NRG-GOG 0261 enrolled 449 eligible women with UCS and 90 with ovarian carcinosarcoma (OCS) and randomly assigned treatment of paclitaxel and carboplatin or paclitaxel and ifosfamide to trial participants. The primary aim of the trial was to test if the combination of paclitaxel and carboplatin was inferior to the combination of paclitaxel and ifosfamide in terms of overall survival for patients.
Analysis showed that paclitaxel and carboplatin was not inferior to paclitaxel and ifosfamide treatment. The median overall survival for women with UCS treated with paclitaxel and carboplatin was 37 months compared to 29 months for women treated with paclitaxel and ifosfamide. (Hazard Ratio [HR] = 0.87; 90% confidence interval [CI] = 0.70 – 1.075; P<0.01 for non-inferiority, P>0.1 for superiority). Median progression-free survival for patients with UCS was 16 months for patients treated with paclitaxel/carboplatin versus 12 months for patients treated with paclitaxel/ifosfamide. (HR = 0.73; P = < 0.01 for non-inferiority, P<0.01 for superiority). Toxicity rates on the treatment arms were similar. Differences were not statistically significant for patients with OCS, as the paclitaxel/carboplatin treatment had a median overall survival of 30 months compared to 25 months for paclitaxel/ifosfamide and median progression-free survival was 15 months for patients treated with paclitaxel/carboplatin compared to 10 months on patients treated with paclitaxel/ifosfamide.
This study was supported by 1 U10 CA180822 (NRG Oncology SDMC), UG1CA189867 (NCORP), U10CA180868 (NRG Operations), and U24CA186067 (NRG Specimen Bank) grants from the National Cancer Institute, part of the National Institutes of Health. The study was led by NRG Oncology and conducted by the NCI funded National Clinical Trials Network (NCTN).
Powell MA, Filiaci VL, Hensley ML, Huang HQ, Moore KN, Tewari KS, Copeland LJ, Secord AA, Mutch DG, Santin A, Warshal DP, Spirtos NM, DiSilvestro PA, Ioffe OB, Miller DS. Randomized Phase III Trial of Paclitaxel and Carboplatin Versus Paclitaxel and Ifosfamide in Patients With Carcinosarcoma of the Uterus or Ovary: An NRG Oncology Trial.
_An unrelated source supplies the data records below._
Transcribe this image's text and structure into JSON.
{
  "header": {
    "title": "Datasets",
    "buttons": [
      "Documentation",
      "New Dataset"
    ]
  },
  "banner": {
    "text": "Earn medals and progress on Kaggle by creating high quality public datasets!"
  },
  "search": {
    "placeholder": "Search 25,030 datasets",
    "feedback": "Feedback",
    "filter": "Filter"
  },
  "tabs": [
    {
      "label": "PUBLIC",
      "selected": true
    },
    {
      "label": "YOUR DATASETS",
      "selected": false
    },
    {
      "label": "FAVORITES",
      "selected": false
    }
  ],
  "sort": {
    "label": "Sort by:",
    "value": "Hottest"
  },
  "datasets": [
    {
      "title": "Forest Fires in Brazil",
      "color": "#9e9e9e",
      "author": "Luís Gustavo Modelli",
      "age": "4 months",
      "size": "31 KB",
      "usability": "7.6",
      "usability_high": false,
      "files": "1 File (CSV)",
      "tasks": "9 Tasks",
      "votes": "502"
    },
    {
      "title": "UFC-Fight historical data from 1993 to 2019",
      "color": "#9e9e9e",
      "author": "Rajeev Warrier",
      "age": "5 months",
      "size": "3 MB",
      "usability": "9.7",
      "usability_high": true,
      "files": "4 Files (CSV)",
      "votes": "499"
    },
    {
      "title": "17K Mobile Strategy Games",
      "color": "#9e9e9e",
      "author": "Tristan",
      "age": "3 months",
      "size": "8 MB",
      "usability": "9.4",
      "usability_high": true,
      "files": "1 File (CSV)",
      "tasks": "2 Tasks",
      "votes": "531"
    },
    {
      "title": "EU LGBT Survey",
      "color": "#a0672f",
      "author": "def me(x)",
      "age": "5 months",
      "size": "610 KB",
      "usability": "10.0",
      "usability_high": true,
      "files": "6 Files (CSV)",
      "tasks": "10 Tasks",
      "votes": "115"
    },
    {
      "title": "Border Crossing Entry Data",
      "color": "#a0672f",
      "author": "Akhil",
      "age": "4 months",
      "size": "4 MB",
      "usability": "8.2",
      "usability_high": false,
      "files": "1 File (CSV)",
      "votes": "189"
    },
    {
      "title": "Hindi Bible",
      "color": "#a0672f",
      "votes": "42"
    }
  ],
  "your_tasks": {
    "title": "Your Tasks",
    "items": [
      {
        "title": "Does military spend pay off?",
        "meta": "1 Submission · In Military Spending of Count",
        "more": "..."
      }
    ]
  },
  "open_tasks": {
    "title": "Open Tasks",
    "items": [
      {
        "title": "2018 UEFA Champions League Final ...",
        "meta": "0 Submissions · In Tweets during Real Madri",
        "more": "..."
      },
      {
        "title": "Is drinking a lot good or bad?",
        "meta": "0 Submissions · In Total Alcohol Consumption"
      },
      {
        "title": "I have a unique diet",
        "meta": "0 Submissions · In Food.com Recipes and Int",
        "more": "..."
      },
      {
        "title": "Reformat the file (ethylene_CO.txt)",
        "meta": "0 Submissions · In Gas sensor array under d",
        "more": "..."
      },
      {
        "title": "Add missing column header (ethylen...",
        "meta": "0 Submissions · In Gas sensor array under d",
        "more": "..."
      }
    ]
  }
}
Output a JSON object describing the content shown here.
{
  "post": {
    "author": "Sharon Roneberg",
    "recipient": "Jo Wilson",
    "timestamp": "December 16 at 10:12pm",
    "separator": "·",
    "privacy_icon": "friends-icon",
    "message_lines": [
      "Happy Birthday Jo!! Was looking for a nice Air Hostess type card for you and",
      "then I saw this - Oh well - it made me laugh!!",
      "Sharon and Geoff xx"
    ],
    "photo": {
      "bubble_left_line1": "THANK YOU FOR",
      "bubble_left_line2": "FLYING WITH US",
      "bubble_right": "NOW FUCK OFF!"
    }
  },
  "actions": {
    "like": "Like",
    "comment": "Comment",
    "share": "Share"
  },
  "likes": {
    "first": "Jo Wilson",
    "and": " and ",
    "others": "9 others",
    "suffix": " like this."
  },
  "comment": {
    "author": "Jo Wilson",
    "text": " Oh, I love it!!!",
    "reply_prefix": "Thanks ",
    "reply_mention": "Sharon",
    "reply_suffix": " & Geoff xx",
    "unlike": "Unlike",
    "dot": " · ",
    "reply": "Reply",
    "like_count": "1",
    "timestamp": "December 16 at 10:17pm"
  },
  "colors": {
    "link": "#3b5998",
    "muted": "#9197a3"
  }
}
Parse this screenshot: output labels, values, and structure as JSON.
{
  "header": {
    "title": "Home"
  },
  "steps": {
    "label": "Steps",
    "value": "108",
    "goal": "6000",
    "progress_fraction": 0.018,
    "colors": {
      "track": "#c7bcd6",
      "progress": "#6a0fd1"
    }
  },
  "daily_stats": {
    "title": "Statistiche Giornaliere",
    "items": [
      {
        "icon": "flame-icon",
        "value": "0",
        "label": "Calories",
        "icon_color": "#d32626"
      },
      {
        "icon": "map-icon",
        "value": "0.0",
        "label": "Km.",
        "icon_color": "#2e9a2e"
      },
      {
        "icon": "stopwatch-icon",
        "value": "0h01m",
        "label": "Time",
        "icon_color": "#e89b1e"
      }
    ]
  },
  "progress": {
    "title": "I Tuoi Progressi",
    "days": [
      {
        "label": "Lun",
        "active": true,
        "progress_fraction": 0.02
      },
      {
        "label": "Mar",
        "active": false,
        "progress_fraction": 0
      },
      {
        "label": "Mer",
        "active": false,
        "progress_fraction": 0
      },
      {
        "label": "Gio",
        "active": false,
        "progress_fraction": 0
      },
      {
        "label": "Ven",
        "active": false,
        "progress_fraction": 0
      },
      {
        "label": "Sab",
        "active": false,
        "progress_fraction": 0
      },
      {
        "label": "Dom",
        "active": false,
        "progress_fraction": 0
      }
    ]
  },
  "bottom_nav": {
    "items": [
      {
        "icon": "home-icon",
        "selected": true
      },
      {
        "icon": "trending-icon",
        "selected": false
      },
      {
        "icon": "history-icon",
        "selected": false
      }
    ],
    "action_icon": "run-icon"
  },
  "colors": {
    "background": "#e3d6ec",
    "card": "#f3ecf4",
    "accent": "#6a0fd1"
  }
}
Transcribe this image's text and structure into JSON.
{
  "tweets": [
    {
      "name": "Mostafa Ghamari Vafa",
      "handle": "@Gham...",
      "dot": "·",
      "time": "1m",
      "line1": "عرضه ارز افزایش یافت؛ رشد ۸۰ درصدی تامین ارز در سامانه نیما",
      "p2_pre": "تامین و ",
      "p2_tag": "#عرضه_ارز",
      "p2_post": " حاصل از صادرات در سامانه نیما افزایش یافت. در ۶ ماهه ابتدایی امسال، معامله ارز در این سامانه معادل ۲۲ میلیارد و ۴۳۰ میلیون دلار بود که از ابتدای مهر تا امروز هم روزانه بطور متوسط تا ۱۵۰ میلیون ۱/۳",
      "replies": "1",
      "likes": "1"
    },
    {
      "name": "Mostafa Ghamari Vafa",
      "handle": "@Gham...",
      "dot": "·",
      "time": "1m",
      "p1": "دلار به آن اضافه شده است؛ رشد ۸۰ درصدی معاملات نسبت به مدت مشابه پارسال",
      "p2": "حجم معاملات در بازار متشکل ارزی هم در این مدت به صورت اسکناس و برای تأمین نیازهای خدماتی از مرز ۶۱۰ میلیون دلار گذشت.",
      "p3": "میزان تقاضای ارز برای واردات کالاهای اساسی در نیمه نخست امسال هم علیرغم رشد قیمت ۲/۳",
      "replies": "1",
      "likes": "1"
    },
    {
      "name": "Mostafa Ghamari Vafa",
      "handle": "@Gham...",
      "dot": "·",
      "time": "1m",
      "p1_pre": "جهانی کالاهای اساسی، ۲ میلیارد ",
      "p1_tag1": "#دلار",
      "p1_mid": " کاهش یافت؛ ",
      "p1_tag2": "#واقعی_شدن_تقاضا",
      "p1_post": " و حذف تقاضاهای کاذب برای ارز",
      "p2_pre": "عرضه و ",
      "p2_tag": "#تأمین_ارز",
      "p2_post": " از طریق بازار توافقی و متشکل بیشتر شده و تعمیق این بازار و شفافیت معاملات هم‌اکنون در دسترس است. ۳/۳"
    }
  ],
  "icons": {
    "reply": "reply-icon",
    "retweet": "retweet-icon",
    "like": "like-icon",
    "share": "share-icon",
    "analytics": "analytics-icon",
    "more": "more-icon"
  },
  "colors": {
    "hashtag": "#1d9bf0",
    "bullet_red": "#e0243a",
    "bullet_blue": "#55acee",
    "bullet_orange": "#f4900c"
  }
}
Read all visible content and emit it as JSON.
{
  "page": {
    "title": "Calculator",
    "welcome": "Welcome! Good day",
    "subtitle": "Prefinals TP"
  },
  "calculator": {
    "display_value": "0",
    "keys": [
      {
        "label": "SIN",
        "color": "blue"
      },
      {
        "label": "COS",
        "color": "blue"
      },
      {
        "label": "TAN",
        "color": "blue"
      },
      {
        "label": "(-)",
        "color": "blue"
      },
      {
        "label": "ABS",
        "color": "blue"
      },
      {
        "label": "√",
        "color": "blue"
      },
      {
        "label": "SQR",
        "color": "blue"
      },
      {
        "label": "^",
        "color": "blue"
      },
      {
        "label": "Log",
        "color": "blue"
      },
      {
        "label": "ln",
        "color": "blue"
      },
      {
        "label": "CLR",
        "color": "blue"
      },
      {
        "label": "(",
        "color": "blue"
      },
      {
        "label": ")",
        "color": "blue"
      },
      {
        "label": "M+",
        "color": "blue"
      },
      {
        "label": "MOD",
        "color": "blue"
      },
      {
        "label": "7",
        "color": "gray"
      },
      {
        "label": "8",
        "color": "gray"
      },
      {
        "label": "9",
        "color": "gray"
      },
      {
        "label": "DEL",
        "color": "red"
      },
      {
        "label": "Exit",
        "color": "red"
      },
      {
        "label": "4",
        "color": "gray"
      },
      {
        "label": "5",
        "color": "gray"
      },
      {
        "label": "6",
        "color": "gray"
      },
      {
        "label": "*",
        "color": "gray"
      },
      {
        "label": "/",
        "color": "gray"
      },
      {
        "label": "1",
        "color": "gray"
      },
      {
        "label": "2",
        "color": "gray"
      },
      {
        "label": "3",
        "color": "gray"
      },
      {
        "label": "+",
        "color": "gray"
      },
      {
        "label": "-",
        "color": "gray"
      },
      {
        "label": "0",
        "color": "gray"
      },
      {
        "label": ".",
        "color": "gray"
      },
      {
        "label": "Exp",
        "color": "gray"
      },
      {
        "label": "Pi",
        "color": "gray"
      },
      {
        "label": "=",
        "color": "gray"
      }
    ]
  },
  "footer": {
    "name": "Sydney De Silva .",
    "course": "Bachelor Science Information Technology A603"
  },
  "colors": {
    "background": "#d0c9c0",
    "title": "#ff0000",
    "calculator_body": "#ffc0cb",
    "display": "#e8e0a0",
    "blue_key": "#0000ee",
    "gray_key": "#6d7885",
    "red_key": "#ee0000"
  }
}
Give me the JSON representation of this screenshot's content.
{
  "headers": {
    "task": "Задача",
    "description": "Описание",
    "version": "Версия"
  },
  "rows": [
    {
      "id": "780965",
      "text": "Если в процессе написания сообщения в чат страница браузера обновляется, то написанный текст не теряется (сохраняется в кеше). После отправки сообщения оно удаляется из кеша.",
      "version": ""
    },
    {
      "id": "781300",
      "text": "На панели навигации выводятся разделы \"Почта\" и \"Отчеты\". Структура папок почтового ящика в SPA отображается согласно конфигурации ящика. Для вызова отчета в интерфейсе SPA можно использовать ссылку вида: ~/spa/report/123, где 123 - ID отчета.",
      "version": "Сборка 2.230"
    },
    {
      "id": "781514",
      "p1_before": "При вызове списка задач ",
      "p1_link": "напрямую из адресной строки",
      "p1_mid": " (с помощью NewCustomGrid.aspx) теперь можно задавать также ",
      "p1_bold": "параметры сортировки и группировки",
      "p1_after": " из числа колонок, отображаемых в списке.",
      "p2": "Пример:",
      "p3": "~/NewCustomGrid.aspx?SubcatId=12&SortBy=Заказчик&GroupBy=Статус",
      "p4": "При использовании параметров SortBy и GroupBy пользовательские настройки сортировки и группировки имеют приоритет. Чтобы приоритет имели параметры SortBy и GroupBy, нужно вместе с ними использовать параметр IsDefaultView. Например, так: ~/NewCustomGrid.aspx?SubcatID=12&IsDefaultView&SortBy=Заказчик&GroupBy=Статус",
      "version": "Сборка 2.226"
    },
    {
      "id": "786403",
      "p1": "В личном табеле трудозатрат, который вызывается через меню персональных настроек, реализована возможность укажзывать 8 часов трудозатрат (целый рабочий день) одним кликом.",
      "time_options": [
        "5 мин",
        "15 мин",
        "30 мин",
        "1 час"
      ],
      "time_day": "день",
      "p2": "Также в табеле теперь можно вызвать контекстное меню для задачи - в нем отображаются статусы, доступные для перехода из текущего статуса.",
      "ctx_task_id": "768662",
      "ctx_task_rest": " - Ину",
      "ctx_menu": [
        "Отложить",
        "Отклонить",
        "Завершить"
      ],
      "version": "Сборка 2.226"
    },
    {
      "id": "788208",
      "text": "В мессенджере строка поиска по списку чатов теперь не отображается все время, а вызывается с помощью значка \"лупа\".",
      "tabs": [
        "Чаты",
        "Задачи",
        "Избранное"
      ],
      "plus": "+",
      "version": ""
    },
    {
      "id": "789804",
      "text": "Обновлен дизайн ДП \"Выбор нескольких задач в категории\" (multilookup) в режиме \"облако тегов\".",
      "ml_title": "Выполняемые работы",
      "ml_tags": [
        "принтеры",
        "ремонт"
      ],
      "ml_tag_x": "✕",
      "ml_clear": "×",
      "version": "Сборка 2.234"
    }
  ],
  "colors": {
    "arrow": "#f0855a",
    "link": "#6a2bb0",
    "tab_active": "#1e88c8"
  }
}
J Clin Oncol. 2022 Jan 10:JCO2102050. doi: 10.1200/JCO.21.02050. Epub ahead of print. PMID: 35007153.
About NRG Oncology
NRG Oncology conducts practice-changing, multi-institutional clinical and translational research to improve the lives of patients with cancer. Founded in 2012, NRG Oncology is a Pennsylvania-based nonprofit corporation that integrates the research of the legacy National Surgical Adjuvant Breast and Bowel Project (NSABP), Radiation Therapy Oncology Group (RTOG), and Gynecologic Oncology Group (GOG) programs. The research network seeks to carry out clinical trials with emphases on gender-specific malignancies, including gynecologic, breast, and prostate cancers, and on localized or locally advanced cancers of all types. NRG Oncology’s extensive research organization comprises multidisciplinary investigators, including medical oncologists, radiation oncologists, surgeons, physicists, pathologists, and statisticians, and encompasses more than 1,300 research sites located world-wide with predominance in the United States and Canada. NRG Oncology is supported primarily through grants from the National Cancer Institute (NCI) and is one of five research groups in the NCI’s National Clinical Trials Network.